As official supplier of audiovisual equipment such as ASTROVISION, Panasonic supported the Olympic Games Atlanta 1996 that commemorated the centennial of the modern Olympic Games. Moreover, as the first Japanese corporation to become the prime contractor to the Olympic host broadcasting system, Panasonic took on a major and unfamiliar undertaking: design, build-out, and maintenance of the IBC (International Broadcast Centre), known as “the world's largest broadcasting station.” Panasonic staff commenced discussions in Atlanta two years ahead of the Games, in order to design a system for transmission of high-quality footage under all conditions, and select locally-available equipment.
The Opening Ceremony, the Highlight of Olympic Games Broadcasting
Even for Panasonic staff who had a wealth of Olympic Games experience, the Olympic Games Atlanta 1996 presented a series of challenges. As negotiations progressed and proposals were realized, Panasonic deepened their relationship with the local broadcasting staff. Eventually, Panasonic staff started to overhear repeated concerns: “Can Panasonic pull off the Opening Ceremony?”
Throughout the Games, competitions are held somewhere everyday. For these, even if the event broadcast is cut off, the mishap can be remedied with on-site backup tapes or cutting to another event. However, the Opening Ceremony at the start of the Games is the only event happening at that particular time and place.
On the day of the Opening Ceremony, the giant ASTROVISION in the Olympic Stadium vividly displayed the opening scene of the commemorative event. The event reached a climax in front of a massive stadium crowd of 83,000 and 3.5 billion TV viewers across 214 countries and regions.
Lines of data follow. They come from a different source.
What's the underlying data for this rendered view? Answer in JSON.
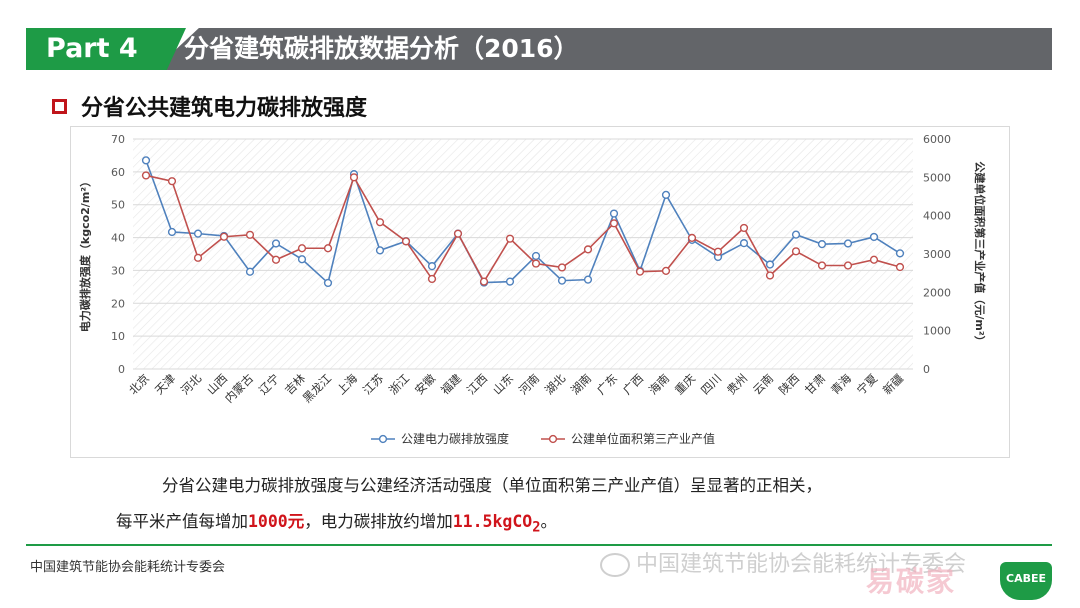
{
  "header": {
    "part": "Part 4",
    "title": "分省建筑碳排放数据分析（2016）"
  },
  "subheading": "分省公共建筑电力碳排放强度",
  "chart_data": {
    "type": "line",
    "categories": [
      "北京",
      "天津",
      "河北",
      "山西",
      "内蒙古",
      "辽宁",
      "吉林",
      "黑龙江",
      "上海",
      "江苏",
      "浙江",
      "安徽",
      "福建",
      "江西",
      "山东",
      "河南",
      "湖北",
      "湖南",
      "广东",
      "广西",
      "海南",
      "重庆",
      "四川",
      "贵州",
      "云南",
      "陕西",
      "甘肃",
      "青海",
      "宁夏",
      "新疆"
    ],
    "series": [
      {
        "name": "公建电力碳排放强度",
        "axis": "left",
        "color": "#4f81bd",
        "values": [
          63.5,
          41.7,
          41.2,
          40.5,
          29.6,
          38.2,
          33.4,
          26.2,
          59.3,
          36.1,
          38.9,
          31.3,
          41.2,
          26.3,
          26.6,
          34.4,
          26.9,
          27.2,
          47.3,
          29.9,
          53.0,
          39.3,
          34.1,
          38.3,
          31.8,
          40.9,
          38.0,
          38.2,
          40.2,
          35.2
        ]
      },
      {
        "name": "公建单位面积第三产业产值",
        "axis": "right",
        "color": "#c0504d",
        "values": [
          5050,
          4900,
          2900,
          3450,
          3500,
          2850,
          3150,
          3150,
          5000,
          3830,
          3330,
          2350,
          3530,
          2280,
          3400,
          2750,
          2650,
          3120,
          3800,
          2540,
          2560,
          3420,
          3060,
          3680,
          2440,
          3070,
          2700,
          2700,
          2850,
          2660
        ]
      }
    ],
    "y_left": {
      "label": "电力碳排放强度（kgco2/m²）",
      "min": 0,
      "max": 70,
      "ticks": [
        0,
        10,
        20,
        30,
        40,
        50,
        60,
        70
      ]
    },
    "y_right": {
      "label": "公建单位面积第三产业产值（元/m²）",
      "min": 0,
      "max": 6000,
      "ticks": [
        0,
        1000,
        2000,
        3000,
        4000,
        5000,
        6000
      ]
    },
    "grid": "horizontal",
    "legend": "bottom"
  },
  "body": {
    "line1": "分省公建电力碳排放强度与公建经济活动强度（单位面积第三产业产值）呈显著的正相关，",
    "line2_a": "每平米产值每增加",
    "line2_hl1": "1000元",
    "line2_b": "，电力碳排放约增加",
    "line2_hl2": "11.5kgCO",
    "line2_sub": "2",
    "line2_c": "。"
  },
  "footer": {
    "org": "中国建筑节能协会能耗统计专委会",
    "watermark": "中国建筑节能协会能耗统计专委会",
    "logo": "CABEE",
    "site": "易碳家"
  },
  "colors": {
    "accent_green": "#1e9b46",
    "title_gray": "#636569",
    "highlight_red": "#d0141b"
  }
}
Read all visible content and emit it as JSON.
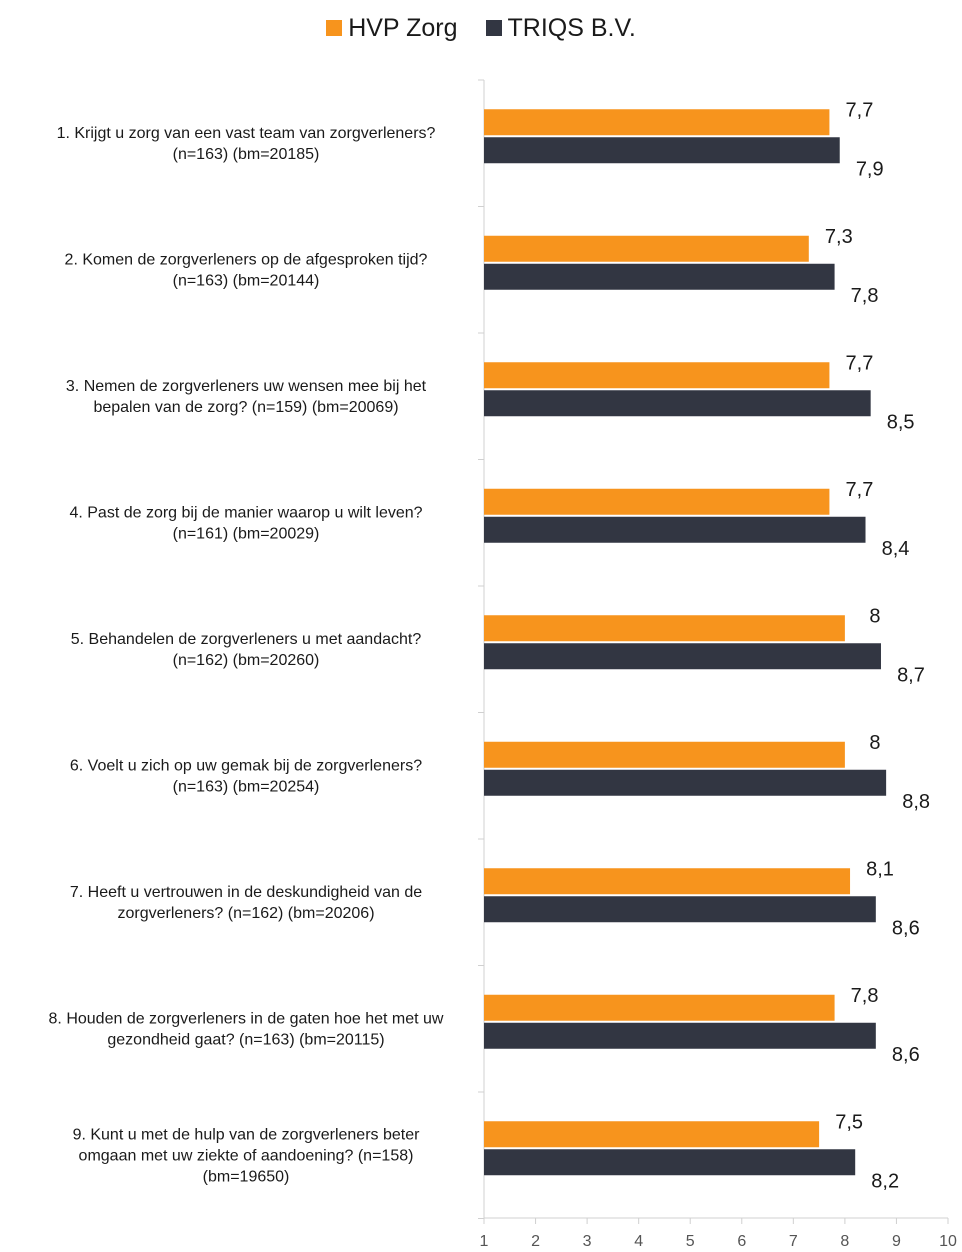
{
  "colors": {
    "series_a": "#F7941D",
    "series_b": "#323642",
    "axis": "#d0d0d0"
  },
  "chart_data": {
    "type": "bar",
    "orientation": "horizontal",
    "categories": [
      [
        "1. Krijgt u zorg van een vast team van zorgverleners?",
        "(n=163) (bm=20185)"
      ],
      [
        "2. Komen de zorgverleners op de afgesproken tijd?",
        "(n=163) (bm=20144)"
      ],
      [
        "3. Nemen de zorgverleners uw wensen mee bij het",
        "bepalen van de zorg? (n=159) (bm=20069)"
      ],
      [
        "4. Past de zorg bij de manier waarop u wilt leven?",
        "(n=161) (bm=20029)"
      ],
      [
        "5. Behandelen de zorgverleners u met aandacht?",
        "(n=162) (bm=20260)"
      ],
      [
        "6. Voelt u zich op uw gemak bij de zorgverleners?",
        "(n=163) (bm=20254)"
      ],
      [
        "7. Heeft u vertrouwen in de deskundigheid van de",
        "zorgverleners? (n=162) (bm=20206)"
      ],
      [
        "8. Houden de zorgverleners in de gaten hoe het met uw",
        "gezondheid gaat? (n=163) (bm=20115)"
      ],
      [
        "9. Kunt u met de hulp van de zorgverleners beter",
        "omgaan met uw ziekte of aandoening? (n=158)",
        "(bm=19650)"
      ]
    ],
    "series": [
      {
        "name": "HVP Zorg",
        "values": [
          7.7,
          7.3,
          7.7,
          7.7,
          8,
          8,
          8.1,
          7.8,
          7.5
        ],
        "labels": [
          "7,7",
          "7,3",
          "7,7",
          "7,7",
          "8",
          "8",
          "8,1",
          "7,8",
          "7,5"
        ]
      },
      {
        "name": "TRIQS B.V.",
        "values": [
          7.9,
          7.8,
          8.5,
          8.4,
          8.7,
          8.8,
          8.6,
          8.6,
          8.2
        ],
        "labels": [
          "7,9",
          "7,8",
          "8,5",
          "8,4",
          "8,7",
          "8,8",
          "8,6",
          "8,6",
          "8,2"
        ]
      }
    ],
    "xlim": [
      1,
      10
    ],
    "xticks": [
      "1",
      "2",
      "3",
      "4",
      "5",
      "6",
      "7",
      "8",
      "9",
      "10"
    ],
    "legend": "top-center",
    "grid": false
  }
}
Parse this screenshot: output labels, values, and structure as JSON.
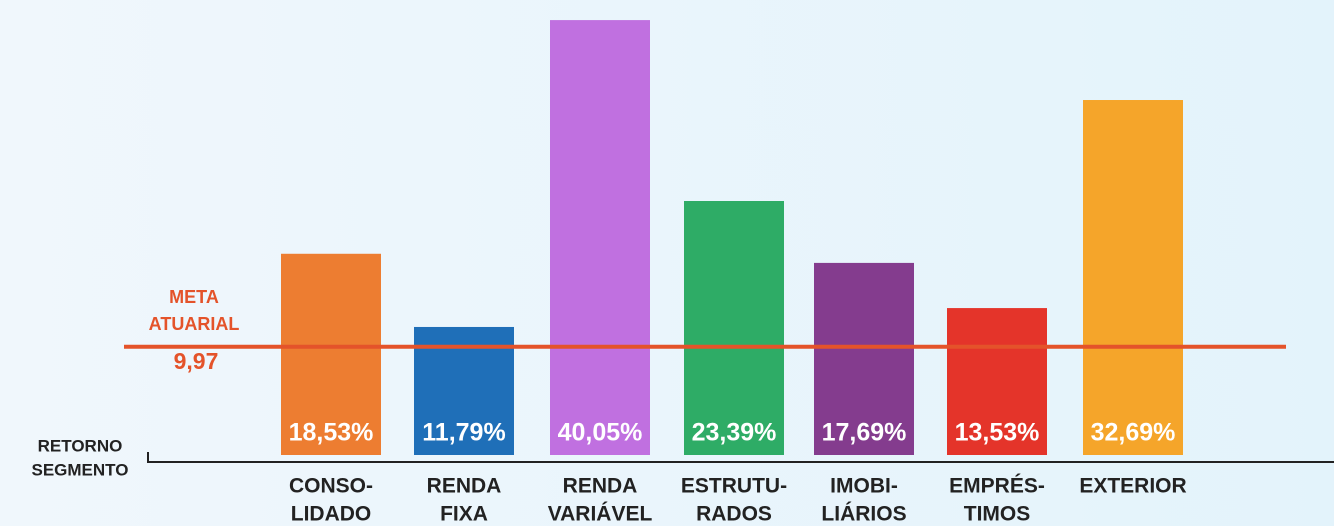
{
  "chart_data": {
    "type": "bar",
    "categories": [
      [
        "CONSO-",
        "LIDADO"
      ],
      [
        "RENDA",
        "FIXA"
      ],
      [
        "RENDA",
        "VARIÁVEL"
      ],
      [
        "ESTRUTU-",
        "RADOS"
      ],
      [
        "IMOBI-",
        "LIÁRIOS"
      ],
      [
        "EMPRÉS-",
        "TIMOS"
      ],
      [
        "EXTERIOR"
      ]
    ],
    "values": [
      18.53,
      11.79,
      40.05,
      23.39,
      17.69,
      13.53,
      32.69
    ],
    "value_labels": [
      "18,53%",
      "11,79%",
      "40,05%",
      "23,39%",
      "17,69%",
      "13,53%",
      "32,69%"
    ],
    "colors": [
      "#ed7d31",
      "#1f6fb8",
      "#c070e0",
      "#2eac66",
      "#843c8e",
      "#e4342a",
      "#f5a52a"
    ],
    "ylim": [
      0,
      41.9
    ],
    "x_axis_label": [
      "RETORNO",
      "SEGMENTO"
    ],
    "reference": {
      "label": [
        "META",
        "ATUARIAL"
      ],
      "value": 9.97,
      "value_label": "9,97",
      "color": "#e4532a"
    }
  }
}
A Production Worthy of the Centennial Olympic Games
In the dimly lit stadium, a white screen emerged, made up of 9,100 people holding up white poster boards. Projected there was the Lincoln Memorial speech given by Reverend Dr. Martin Luther King Jr., the Atlanta-born black leader. King's voice echoed quietly but clearly through the stadium, resounding America's most famous and historic speech, “I Have a Dream.” This message, aimed at posterity, was worthy of marking the centennial of the Olympic Games, as well it represented the feelings of the Panasonic staff who overcame various challenges to bring the Games to fruition.